Die Karte richtete sich an Neukunden von Flinkster sowie Personen ohne ÖPNV-Abo. Für 78 EUR pro Monat umfasste sie die Nutzung des ÖPNV im Tarifbereich ABC, 50 EUR monatliches Zeitguthaben für Elektrofahrzeuge bei Flinkster, 30 Freiminuten pro Fahrt für Call a Bike, das StadtRAD Berlin und freies Parken an öffentlichen Ladestellen sowie in Parkhäusern von Contipark.

Drei Viertel Männer – drei Viertel wollen weitermachen

Zwischen Juni und Juli 2011 wurden insgesamt 135 Karten an Testnutzer verkauft. Davon waren 73% männlich, weniger als in den anderen Projektbefragungen. Durchschnittsalter, Bildungsstand, Erwerbsquote und Einkommen entsprechen weitgehend den bisherigen Kundengruppen des E-Carsharing- Angebots. Im Gegensatz zum Berliner Durchschnitt (58%, Infas/DLR 2010) konnten lediglich 38% der Befragten jederzeit über ein Auto verfügen, fast 50% zumindest gelegentlich. Nur 13% der Kartennutzer hatten keinen Autozugriff, wesentlich weniger als im Berliner Durchschnitt (26%). Zwei Drittel waren ÖPNV-Zeitkarteninhaber, 34% Gelegenheitskunden.

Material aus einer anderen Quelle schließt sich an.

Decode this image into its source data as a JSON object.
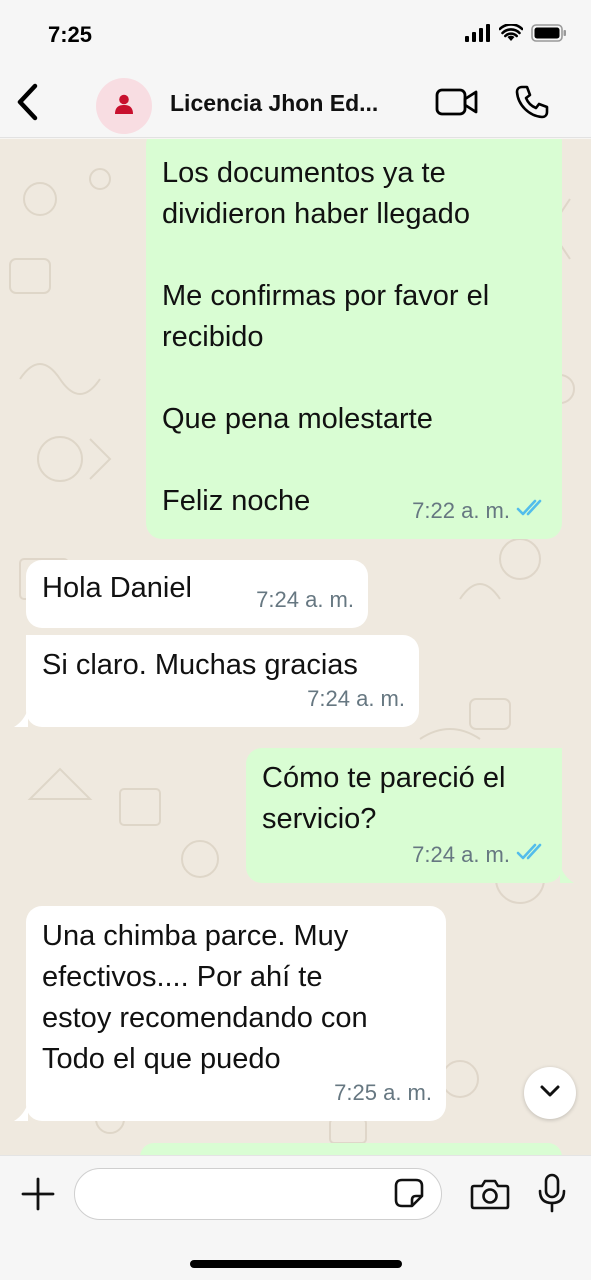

Der Zugang zu verschiedenen Verkehrsträgern mit einem Zugangsmedium war ebenso wie der Preis sehr attraktiv. Vor allem die Nutzung des ÖV und das Zeitguthaben für E-Carsharing waren die Hauptgründe für ihren Kauf. Die Mobilitätskarte führte zu einer moderaten Änderung des Mobilitätsverhaltens. Die Häufigkeit der Nutzung eines Pkw (nicht nur des eigenen) blieb in etwa konstant bei gleichzeitiger Zunahme der monatlichen Carsharing-Nutzung um 30% sowie Erhöhung der täglichen ÖPNV-Nutzung von 70 auf 79%. Dies deutet darauf hin, dass eine Verschiebung vom privaten Pkw hin zum ÖPNV und zum Carsharing stattfand. Zur Veränderung ihres Mobilitätsverhaltens befragt gaben 36% der Nutzer an, seltener den Privat-Pkw zu nutzen und 50% äußerten, häufiger auf ECarsharing zurückzugreifen. Zusatzleistungen wie Parken und Laden wurden kaum in Anspruch genommen. Die Karte hat sich sowohl für alltägliche als auch für nicht-alltägliche Wege bewährt.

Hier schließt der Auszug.